Dans ce contexte, le succès de projets communautaires comme XtreemOS (créé sous l’impulsion de la Commission européenne) ou Scientific Linux (développé par divers laboratoires, dont le Fermilab et le CERN) n’a rien de surprenant.

Tout comme la CentOS, la Scientific Linux est basée sur le code source fourni par Red Hat pour son système d’exploitation. L’OS vient de passer en mouture 6.0, accessible pour les machines x86 32 bits et 64 bits. Cette mouture se synchronise avec le code source de la Red Hat Enterprise Linux 6 (RHEL 6) : elle apporte ainsi des centaines de nouveautés, dont une capacité à monter en charge nettement améliorée, des performances en progrès et une optimisation massive des ressources consommées.
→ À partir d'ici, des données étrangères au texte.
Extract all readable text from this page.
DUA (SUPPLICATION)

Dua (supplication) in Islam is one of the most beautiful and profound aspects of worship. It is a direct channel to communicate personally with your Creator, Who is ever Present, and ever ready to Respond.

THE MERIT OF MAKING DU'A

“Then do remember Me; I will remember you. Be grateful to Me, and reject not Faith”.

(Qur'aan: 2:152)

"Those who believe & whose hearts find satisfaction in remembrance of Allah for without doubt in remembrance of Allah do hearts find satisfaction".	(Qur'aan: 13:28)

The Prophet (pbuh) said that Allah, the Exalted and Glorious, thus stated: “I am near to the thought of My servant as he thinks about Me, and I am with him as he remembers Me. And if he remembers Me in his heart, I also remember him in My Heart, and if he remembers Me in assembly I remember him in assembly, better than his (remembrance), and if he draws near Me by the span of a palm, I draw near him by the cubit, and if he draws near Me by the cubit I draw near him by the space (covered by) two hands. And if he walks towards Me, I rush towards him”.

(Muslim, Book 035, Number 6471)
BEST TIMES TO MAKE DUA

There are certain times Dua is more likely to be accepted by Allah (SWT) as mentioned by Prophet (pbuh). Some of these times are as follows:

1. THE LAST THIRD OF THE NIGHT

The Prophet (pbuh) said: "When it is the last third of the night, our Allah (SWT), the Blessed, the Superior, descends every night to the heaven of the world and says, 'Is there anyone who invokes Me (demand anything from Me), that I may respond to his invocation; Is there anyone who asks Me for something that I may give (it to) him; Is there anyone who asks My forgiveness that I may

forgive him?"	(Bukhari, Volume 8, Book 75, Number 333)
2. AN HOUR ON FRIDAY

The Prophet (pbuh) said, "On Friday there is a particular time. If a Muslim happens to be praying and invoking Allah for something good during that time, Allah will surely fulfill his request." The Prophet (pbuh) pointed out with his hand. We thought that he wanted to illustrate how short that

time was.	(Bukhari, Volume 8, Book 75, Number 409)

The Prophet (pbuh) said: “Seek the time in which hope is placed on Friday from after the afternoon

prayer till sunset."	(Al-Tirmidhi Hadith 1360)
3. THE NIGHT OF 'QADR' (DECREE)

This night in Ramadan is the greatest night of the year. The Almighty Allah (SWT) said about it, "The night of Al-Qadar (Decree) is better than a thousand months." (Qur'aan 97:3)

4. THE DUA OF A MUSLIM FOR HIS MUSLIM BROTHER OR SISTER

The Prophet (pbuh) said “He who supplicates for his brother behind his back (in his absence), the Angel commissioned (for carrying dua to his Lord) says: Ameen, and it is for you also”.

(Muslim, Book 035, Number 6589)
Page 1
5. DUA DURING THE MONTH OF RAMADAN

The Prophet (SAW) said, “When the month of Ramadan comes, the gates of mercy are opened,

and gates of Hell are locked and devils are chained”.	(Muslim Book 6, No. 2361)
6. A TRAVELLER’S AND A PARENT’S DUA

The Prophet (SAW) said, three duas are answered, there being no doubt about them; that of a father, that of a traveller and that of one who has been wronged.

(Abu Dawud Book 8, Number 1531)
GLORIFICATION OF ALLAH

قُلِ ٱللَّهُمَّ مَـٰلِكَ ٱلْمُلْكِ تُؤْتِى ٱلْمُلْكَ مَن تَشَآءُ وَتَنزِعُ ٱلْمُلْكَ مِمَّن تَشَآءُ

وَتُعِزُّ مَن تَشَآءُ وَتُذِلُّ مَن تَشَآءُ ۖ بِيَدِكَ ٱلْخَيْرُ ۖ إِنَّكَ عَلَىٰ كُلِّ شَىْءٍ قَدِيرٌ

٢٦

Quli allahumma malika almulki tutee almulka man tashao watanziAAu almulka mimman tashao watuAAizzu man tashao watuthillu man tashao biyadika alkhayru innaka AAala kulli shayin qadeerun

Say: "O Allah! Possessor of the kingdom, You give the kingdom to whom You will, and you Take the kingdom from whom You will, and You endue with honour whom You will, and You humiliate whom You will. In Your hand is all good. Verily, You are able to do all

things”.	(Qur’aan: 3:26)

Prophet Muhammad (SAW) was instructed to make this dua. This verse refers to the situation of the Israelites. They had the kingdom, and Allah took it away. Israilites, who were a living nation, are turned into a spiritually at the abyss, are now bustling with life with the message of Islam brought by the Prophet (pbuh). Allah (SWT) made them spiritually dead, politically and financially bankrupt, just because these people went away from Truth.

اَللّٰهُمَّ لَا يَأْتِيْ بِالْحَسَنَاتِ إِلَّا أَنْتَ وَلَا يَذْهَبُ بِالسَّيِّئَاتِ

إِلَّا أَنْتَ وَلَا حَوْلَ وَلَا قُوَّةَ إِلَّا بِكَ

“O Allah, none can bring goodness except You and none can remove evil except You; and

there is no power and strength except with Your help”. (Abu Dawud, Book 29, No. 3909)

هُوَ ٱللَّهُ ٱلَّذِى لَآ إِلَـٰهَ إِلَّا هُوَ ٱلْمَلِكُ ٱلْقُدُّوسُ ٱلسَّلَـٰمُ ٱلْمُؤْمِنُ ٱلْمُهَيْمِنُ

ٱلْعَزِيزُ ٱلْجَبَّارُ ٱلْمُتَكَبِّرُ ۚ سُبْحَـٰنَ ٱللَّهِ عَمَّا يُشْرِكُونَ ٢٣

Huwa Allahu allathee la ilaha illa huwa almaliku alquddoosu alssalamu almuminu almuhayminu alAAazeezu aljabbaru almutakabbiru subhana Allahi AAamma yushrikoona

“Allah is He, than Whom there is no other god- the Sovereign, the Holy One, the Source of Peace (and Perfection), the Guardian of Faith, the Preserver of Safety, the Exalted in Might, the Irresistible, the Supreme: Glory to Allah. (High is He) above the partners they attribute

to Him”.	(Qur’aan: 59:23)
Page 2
Les responsables du projet expliquent que cette adaptation a pu être réalisée plus rapidement que précédemment, car une grande partie des logiciels ajoutés est dorénavant fournie sous la forme de paquets EPEL (Extra Packages for Enterprise Linux). La Scientific Linux 6 propose ainsi une base plus proche de la RHEL 6, avec toutefois quelques nuances, comme l’intégration du gestionnaire de fenêtres IceWM, du système de fichiers distribué OpenAFS et de divers outils de mise à jour système.

Il sera toujours possible de créer des dérivés de la Scientific Linux, comme les SLF (Scientific Linux Fermi) et SLC (Scientific Linux Cern). Des outils spécifiques sont mêmes fournis à cet effet. Toutefois, ils porteront dorénavant le nom de Spins et non plus de Sites.